RocketQA: An Optimized Training Approach to Dense Passage Retrieval for Open-Domain Question Answering (2010.08191v2)

Abstract: In open-domain question answering, dense passage retrieval has become a new paradigm to retrieve relevant passages for finding answers. Typically, the dual-encoder architecture is adopted to learn dense representations of questions and passages for semantic matching. However, it is difficult to effectively train a dual-encoder due to the challenges including the discrepancy between training and inference, the existence of unlabeled positives and limited training data. To address these challenges, we propose an optimized training approach, called RocketQA, to improving dense passage retrieval. We make three major technical contributions in RocketQA, namely cross-batch negatives, denoised hard negatives and data augmentation. The experiment results show that RocketQA significantly outperforms previous state-of-the-art models on both MSMARCO and Natural Questions. We also conduct extensive experiments to examine the effectiveness of the three strategies in RocketQA. Besides, we demonstrate that the performance of end-to-end QA can be improved based on our RocketQA retriever.
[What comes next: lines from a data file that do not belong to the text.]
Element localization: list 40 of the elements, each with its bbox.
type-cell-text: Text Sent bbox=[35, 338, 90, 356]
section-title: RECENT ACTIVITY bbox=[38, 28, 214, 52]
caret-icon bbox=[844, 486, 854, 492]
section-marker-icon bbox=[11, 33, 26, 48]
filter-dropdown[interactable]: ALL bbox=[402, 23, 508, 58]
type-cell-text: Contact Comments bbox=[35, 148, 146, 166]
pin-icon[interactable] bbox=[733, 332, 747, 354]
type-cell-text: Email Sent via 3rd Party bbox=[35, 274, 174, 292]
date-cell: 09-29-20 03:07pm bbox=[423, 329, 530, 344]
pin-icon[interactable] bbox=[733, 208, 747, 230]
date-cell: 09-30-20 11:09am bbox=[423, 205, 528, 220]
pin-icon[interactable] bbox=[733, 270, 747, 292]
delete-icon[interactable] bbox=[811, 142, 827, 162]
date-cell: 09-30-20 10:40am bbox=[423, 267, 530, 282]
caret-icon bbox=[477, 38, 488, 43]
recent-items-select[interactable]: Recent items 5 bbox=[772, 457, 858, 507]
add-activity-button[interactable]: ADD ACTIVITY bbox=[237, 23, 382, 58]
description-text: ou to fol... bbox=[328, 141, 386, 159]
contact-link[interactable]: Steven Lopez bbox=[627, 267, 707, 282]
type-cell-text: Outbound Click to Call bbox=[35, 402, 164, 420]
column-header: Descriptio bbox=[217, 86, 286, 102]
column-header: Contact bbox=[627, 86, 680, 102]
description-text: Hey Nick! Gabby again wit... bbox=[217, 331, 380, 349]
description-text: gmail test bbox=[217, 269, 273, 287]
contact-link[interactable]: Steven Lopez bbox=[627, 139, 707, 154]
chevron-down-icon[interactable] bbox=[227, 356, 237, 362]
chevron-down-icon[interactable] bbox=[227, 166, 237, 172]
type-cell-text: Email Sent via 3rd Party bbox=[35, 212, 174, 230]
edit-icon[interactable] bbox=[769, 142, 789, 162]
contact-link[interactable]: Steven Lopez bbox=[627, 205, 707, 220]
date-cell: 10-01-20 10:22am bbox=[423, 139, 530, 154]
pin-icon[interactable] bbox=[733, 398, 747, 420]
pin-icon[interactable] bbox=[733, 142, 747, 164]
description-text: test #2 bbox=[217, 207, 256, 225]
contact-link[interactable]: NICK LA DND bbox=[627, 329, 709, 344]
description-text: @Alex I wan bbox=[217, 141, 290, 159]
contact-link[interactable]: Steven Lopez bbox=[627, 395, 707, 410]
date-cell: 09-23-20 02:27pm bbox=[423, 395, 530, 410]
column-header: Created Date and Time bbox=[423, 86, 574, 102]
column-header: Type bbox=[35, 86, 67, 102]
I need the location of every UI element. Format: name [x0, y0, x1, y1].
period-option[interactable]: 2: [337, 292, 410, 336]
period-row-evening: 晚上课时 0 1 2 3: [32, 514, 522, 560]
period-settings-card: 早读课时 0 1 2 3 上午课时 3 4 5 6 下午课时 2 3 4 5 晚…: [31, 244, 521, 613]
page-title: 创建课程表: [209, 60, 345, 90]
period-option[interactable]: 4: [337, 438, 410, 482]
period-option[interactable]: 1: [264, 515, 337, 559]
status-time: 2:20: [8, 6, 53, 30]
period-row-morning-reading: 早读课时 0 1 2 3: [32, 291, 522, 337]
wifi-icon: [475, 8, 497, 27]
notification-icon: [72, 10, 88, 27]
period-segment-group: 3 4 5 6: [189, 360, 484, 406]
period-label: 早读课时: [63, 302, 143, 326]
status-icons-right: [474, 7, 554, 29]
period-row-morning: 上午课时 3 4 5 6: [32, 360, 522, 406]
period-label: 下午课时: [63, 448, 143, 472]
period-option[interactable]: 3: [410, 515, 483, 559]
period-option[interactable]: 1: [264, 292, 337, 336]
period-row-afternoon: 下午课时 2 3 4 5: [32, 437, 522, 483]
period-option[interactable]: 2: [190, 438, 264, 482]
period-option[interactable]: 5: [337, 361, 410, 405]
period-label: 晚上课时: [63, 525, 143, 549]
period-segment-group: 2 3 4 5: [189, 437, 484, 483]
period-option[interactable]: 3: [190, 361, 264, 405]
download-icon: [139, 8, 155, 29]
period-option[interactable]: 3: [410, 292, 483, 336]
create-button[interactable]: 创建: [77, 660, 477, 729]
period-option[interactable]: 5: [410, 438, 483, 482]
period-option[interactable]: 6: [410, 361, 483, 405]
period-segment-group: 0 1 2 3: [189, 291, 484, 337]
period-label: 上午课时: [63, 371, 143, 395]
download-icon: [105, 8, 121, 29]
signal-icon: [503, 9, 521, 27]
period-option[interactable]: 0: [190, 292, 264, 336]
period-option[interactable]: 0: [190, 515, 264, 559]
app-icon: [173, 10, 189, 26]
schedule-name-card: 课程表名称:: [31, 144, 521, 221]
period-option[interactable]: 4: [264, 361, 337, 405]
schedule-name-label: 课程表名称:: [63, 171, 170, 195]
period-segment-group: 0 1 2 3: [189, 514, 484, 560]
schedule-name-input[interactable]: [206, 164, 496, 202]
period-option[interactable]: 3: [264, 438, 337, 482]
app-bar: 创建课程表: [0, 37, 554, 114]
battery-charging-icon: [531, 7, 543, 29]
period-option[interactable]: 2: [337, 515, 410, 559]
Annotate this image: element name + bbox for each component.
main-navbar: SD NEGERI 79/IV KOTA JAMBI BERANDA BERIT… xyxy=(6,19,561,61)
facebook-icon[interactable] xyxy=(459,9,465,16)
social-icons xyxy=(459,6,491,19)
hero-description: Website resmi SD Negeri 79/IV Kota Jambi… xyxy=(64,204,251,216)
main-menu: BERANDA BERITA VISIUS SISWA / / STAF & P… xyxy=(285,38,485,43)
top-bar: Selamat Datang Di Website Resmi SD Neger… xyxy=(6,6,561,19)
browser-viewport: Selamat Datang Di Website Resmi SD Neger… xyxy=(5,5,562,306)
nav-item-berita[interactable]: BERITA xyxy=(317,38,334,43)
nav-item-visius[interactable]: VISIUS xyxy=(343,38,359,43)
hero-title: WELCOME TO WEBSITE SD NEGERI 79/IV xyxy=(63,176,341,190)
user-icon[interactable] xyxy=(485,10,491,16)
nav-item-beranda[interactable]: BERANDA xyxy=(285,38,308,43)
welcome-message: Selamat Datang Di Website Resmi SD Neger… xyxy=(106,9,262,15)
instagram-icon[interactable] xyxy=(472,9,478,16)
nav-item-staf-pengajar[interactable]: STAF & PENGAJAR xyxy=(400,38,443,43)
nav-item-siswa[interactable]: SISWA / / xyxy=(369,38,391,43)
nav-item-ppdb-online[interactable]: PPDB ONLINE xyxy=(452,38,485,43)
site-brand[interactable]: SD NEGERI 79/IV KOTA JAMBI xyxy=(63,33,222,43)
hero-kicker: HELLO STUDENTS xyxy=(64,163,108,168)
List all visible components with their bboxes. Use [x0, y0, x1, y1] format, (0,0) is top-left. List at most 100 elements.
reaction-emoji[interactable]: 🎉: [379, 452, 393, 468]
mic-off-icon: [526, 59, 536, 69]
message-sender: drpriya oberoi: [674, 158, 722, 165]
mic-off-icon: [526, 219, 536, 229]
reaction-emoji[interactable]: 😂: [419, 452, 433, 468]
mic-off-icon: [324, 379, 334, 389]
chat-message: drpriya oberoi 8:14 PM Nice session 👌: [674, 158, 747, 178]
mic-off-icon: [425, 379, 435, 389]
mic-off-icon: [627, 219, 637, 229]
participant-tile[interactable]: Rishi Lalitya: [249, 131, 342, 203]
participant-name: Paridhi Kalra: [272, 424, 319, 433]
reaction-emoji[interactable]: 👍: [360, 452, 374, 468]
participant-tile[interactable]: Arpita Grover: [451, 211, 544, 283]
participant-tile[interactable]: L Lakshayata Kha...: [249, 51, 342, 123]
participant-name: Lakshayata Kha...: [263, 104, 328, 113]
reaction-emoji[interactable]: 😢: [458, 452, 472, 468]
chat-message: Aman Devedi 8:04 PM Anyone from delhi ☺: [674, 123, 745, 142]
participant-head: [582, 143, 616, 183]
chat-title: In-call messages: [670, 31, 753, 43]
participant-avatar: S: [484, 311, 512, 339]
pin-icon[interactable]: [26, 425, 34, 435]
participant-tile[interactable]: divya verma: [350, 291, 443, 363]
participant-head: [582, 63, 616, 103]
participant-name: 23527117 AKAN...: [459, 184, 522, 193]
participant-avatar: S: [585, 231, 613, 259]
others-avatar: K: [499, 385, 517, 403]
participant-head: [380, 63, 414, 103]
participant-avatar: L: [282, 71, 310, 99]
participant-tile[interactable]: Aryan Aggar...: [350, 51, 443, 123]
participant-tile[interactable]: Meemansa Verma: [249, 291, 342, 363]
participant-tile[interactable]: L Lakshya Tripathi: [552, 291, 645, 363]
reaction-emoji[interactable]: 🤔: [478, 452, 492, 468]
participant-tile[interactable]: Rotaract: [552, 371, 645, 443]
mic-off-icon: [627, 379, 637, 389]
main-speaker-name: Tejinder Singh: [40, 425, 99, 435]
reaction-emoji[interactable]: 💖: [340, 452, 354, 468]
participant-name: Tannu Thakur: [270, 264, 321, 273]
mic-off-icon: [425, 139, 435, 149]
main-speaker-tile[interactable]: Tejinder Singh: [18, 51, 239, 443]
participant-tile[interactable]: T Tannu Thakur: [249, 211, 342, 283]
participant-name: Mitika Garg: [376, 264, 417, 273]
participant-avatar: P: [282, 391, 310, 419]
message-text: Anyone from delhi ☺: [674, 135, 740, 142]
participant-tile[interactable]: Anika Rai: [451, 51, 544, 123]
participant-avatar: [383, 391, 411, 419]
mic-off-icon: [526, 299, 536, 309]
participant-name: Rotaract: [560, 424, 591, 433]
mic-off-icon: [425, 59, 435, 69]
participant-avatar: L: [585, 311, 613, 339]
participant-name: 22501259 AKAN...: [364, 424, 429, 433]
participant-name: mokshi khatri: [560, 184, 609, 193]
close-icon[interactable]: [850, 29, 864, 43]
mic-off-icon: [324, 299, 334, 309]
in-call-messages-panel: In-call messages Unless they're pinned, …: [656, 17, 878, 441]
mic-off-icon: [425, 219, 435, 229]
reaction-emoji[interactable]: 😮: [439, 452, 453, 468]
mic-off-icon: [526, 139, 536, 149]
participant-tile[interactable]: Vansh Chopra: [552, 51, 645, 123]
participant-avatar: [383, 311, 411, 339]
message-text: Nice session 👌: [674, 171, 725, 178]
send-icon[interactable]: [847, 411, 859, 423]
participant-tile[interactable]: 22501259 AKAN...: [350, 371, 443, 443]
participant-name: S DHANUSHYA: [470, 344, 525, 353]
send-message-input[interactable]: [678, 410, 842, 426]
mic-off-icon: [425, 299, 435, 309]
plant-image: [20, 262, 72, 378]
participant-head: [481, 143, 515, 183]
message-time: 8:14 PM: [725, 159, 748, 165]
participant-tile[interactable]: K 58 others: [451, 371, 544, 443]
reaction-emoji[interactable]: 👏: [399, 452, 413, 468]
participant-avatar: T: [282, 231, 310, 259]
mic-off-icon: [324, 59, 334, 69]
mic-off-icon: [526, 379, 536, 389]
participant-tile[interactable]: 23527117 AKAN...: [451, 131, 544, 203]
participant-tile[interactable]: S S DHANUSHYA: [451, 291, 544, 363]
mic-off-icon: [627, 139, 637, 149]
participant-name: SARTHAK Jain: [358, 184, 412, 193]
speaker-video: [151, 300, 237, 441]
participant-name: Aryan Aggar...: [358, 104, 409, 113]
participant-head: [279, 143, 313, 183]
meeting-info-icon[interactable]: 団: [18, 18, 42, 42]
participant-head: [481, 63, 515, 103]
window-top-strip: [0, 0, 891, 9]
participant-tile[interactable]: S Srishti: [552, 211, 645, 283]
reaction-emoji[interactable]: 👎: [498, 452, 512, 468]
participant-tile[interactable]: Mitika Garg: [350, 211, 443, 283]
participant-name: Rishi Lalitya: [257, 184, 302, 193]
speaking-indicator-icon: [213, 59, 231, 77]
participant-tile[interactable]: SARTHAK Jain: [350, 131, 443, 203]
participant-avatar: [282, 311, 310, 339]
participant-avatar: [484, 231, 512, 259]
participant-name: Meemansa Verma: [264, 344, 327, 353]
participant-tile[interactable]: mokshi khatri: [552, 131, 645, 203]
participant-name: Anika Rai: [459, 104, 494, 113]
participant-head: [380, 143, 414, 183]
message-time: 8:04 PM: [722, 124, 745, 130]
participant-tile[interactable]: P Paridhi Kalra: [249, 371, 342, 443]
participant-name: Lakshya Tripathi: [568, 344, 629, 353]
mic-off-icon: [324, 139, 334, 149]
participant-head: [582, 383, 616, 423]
Overview of RocketQA: An Optimized Approach for Dense Passage Retrieval

The paper "RocketQA: An Optimized Training Approach to Dense Passage Retrieval for Open-Domain Question Answering" addresses the challenging task of efficiently training dense passage retrievers within the context of open-domain question answering (QA). The authors aim to enhance the performance of dual-encoder architectures through innovative strategies responding to the prevalent discrepancies between training and inference processes, the presence of unlabeled positives, and the constraints of limited training data.

Technical Contributions

1. Cross-Batch Negatives: The traditional in-batch negative sampling is extended to cross-batch negatives, significantly increasing the diversity and number of negative samples available during training without additional sampling complexity. This strategy effectively mitigates the discrepancy between training and inference stages by incorporating negatives from across multiple batches.
2. Denoised Hard Negatives: Leveraging a cross-encoder architecture to filter out false negatives, this approach ensures that the hard negatives used for training are truly non-relevant, thereby improving the model's discriminative ability. The cross-encoder's superior capability in semantic matching is thus tactically utilized to refine the negative sampling process.
3. Data Augmentation: By employing the cross-encoder to label large-scale unlabeled data, RocketQA expands the training set with high-quality pseudo-labeled data, promoting robust learning. This technique allows for the dual-encoder to be enhanced without the need for extensive manual annotations.

Experimental Evaluation

The authors conducted extensive experiments using well-established QA datasets, MSMARCO and Natural Questions (NQ), demonstrating the superior performance of RocketQA compared to existing approaches. On MSMARCO, RocketQA achieved a remarkable MRR@10 of 37.0, outperforming previous state-of-the-art models. Similarly, on the NQ dataset, the model yielded substantial enhancements in retrieval quality, as evidenced by improved recall scores across various top-k settings.

Implications and Future Directions

The proposed methodologies contribute theoretically to the enhancement of dual-encoder architectures by showcasing effective strategies to deal with common training challenges in dense retrieval. Practically, RocketQA's experimental results suggest that significant improvements in QA system capabilities can be attained by addressing negative sampling and data augmentation comprehensively. These strategies are not confined to passage retrieval but can be extended to other domains where similar training disparities are present.

The integration of cross-encoder mechanisms in training dense retrievers opens an avenue for developing hybrid models that combine the strengths of different encoding architectures, potentially leading to even more refined and efficient models in future research.

Summarily, RocketQA represents an essential advancement in the optimization of dense passage retrieval systems, providing a robust framework that enhances both theoretical understanding and practical application in open-domain QA tasks.